High thermoelectric performance in metal phosphides MP(2) (M = Co, Rh and Ir): a theoretical prediction from first-principles calculations

Although metal phosphides have good electronic properties and high stabilities, they have been overlooked in general as thermoelectrics based on expectation of high thermal conductivity. Here we propose the metal phosphides MP(2) (M = Co, Rh and Ir) as promising thermoelectrics through first-principles calculations of their thermoelectric properties. By using lattice dynamics calculations within unified theory of thermal transport in crystal and glass, we obtain the lattice thermal conductivities κ(l) of MP(2) as 0.63, 1.21 and 1.81 W m(−1) K at 700 K for M = Co, Rh and Ir, respio ectively. Our calculations for crystalline structure, phonon dispersion, Grüneisen parameters and cumulative κ(l) reveal that such low κ(l) originates from strong rattling vibrations of M atoms and lattice anharmonicity, which significantly suppress heat-carrying acoustic phonon modes coupled with low-lying optical modes.
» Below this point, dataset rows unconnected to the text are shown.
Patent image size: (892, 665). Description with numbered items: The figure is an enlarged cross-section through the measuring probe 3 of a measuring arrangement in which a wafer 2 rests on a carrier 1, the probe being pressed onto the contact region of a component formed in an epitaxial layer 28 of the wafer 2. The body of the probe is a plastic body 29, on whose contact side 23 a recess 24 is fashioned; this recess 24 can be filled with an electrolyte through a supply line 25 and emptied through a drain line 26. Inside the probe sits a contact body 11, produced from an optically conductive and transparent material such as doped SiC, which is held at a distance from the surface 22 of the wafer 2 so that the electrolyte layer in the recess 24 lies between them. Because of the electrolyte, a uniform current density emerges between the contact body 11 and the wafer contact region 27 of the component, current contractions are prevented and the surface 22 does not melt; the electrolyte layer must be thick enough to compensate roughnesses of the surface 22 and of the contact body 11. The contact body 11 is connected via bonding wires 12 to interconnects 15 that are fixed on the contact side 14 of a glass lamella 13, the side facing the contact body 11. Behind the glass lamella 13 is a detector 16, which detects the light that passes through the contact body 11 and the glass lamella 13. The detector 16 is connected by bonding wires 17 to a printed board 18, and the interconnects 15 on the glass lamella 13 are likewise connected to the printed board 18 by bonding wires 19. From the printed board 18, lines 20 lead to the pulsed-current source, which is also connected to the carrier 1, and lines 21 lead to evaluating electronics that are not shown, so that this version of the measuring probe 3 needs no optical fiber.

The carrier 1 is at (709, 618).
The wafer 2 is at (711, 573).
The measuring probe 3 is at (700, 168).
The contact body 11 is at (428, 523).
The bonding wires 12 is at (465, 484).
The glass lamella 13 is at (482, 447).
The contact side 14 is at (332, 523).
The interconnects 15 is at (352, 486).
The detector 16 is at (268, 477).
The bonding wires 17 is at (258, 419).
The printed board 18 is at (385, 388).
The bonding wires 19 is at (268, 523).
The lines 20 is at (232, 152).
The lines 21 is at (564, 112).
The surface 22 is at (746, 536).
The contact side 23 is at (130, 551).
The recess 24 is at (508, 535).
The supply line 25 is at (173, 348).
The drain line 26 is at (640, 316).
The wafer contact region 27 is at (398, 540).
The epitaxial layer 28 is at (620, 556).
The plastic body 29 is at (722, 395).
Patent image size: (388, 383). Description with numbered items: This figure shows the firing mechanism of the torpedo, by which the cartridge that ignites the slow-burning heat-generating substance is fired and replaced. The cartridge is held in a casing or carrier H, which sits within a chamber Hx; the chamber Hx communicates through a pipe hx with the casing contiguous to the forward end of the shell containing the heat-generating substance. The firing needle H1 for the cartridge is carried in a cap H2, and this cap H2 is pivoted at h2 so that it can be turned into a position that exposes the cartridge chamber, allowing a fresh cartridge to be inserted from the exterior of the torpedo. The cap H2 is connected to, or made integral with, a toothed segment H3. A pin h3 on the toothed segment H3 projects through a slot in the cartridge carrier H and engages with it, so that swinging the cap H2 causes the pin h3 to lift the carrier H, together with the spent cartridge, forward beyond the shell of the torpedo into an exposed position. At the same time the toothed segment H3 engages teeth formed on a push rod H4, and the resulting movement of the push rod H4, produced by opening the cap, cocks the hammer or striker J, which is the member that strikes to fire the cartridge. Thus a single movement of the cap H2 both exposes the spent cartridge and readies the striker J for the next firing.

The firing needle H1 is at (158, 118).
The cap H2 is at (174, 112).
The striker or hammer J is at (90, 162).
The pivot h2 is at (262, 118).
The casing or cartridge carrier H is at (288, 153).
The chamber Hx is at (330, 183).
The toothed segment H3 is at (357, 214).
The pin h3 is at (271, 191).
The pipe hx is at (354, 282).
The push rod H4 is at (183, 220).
Using mBJ exchange–correlation functional, we further calculate the electronic structures and transport properties, which are in good agreement with available experimental data, evaluating the relaxation time of charge carrier within deformation potential theory. We predict ultrahigh thermopower factors as 10.2, 7.1 and 6.4 mW m(−1) K(2) at 700 K for M = Co, Rh and Ir, being superior to the conventional thermoelectrics GeTe. Finally, we estimate their thermoelectric performance by computing figure of merit ZT, finding that upon n-type doping ZT can reach ∼1.7 at 700 K specially for CoP(2). We believe that our work offers a novel materials platform to search for high-performance thermoelectrics using metal phosphides.